The Ecological Society of Australia was founded in 1959, and the Society’s journal was first published in 1976. To examine how research published in the society’s journal has changed over this time, we used text mining to quantify themes and trends in the body of work published by the Australian Journal of Ecology and Austral Ecology from 1976-2019. We used topic models to identify 30 ‘topics’ within 2,778 full-text articles in 246 issues of the journal, followed by mixed modelling to identify topics with above-average or below-average popularity in terms of the number of publications or citations that they contain.
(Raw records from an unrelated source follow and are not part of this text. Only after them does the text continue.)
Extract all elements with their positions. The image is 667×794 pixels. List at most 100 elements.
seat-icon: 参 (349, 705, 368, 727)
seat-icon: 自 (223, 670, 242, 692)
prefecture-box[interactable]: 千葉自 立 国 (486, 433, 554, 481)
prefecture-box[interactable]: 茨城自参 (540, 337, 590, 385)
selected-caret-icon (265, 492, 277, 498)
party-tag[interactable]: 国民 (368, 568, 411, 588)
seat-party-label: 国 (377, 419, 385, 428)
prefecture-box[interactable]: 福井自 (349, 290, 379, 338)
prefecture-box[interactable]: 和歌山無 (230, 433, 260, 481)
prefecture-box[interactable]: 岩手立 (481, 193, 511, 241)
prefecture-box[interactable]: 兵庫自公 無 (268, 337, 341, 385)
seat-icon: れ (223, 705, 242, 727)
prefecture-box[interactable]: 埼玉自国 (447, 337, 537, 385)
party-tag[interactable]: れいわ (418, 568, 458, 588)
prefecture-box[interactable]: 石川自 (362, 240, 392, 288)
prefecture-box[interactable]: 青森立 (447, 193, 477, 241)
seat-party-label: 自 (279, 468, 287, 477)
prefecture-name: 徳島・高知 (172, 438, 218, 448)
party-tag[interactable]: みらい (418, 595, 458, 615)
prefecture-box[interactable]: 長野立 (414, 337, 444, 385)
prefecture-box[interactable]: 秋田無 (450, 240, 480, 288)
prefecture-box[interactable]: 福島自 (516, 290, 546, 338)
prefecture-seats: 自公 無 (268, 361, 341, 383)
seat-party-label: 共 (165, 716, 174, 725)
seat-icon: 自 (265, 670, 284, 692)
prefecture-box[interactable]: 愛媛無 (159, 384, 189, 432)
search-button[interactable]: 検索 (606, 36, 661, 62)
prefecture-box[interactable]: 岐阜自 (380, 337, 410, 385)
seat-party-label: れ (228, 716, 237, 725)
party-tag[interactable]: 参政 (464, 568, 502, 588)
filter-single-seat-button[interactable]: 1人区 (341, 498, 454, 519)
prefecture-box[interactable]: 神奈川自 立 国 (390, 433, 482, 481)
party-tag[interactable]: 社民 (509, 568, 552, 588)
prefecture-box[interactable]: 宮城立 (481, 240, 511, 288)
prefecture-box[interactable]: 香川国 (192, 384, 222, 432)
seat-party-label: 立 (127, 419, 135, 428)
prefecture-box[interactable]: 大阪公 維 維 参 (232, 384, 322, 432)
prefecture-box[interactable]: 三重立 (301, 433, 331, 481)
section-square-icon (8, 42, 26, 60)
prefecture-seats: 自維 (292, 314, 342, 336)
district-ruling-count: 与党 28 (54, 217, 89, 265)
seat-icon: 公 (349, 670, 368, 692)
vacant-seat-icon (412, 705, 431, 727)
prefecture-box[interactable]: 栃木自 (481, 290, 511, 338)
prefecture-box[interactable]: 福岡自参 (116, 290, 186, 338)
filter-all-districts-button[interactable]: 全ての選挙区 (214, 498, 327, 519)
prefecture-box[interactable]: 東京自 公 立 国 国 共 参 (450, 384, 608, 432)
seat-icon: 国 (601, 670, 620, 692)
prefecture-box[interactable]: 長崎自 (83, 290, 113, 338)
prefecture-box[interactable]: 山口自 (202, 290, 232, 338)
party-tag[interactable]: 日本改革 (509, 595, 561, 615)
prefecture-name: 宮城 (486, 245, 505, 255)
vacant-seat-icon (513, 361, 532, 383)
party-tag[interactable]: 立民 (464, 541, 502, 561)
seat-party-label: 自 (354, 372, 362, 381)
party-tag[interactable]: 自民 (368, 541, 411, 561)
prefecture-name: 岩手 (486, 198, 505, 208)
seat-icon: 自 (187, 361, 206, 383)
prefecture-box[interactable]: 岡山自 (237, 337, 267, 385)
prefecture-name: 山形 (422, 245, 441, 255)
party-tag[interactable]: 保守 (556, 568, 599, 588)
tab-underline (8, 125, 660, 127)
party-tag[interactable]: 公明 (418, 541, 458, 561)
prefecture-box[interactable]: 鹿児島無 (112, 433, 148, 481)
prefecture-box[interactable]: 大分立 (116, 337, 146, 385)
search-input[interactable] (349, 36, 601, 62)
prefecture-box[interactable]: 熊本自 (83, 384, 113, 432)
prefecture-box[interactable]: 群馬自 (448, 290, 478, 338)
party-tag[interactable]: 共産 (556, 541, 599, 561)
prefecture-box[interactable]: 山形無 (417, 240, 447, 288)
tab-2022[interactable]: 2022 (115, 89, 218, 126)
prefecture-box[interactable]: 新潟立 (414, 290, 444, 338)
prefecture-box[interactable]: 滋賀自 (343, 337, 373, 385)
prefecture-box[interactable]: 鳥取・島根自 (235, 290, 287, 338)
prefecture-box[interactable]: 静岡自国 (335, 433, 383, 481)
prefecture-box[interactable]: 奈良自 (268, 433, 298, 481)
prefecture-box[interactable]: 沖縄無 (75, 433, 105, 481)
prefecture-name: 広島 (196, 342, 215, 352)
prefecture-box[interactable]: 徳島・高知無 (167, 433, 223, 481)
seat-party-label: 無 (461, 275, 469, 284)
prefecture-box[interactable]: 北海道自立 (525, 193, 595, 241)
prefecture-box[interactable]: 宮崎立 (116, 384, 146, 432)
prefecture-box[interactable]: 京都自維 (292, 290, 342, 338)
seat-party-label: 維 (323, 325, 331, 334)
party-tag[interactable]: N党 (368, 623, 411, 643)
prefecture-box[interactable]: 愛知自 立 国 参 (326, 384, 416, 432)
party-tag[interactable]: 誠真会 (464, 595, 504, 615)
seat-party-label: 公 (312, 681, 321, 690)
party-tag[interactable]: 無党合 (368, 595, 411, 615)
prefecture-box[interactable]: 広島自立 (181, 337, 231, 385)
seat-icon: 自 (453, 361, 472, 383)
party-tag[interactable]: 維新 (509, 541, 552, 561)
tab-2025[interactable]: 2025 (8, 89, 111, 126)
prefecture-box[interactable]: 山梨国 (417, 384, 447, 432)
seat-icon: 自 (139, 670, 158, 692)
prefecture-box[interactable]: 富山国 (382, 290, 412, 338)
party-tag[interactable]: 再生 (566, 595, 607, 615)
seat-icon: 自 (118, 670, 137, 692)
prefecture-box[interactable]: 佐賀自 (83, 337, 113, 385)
We found high interdecadal turnover in research topics, with an early emphasis on highly specific ecosystems or processes giving way to a modern emphasis on community, spatial and fire ecology, invasive species, and statistical modelling. Despite an early focus on Australian research, papers discussing South American ecosystems are now among the fastest-growing and most frequently-cited topics in the journal. Topics that were growing fastest in publication rates were not always the same as those with high citation rates. Our results provide a systematic breakdown of the topics that Austral Ecology authors and editors have chosen to research, publish and cite through time, providing a valuable window into the historical and emerging foci of the journal.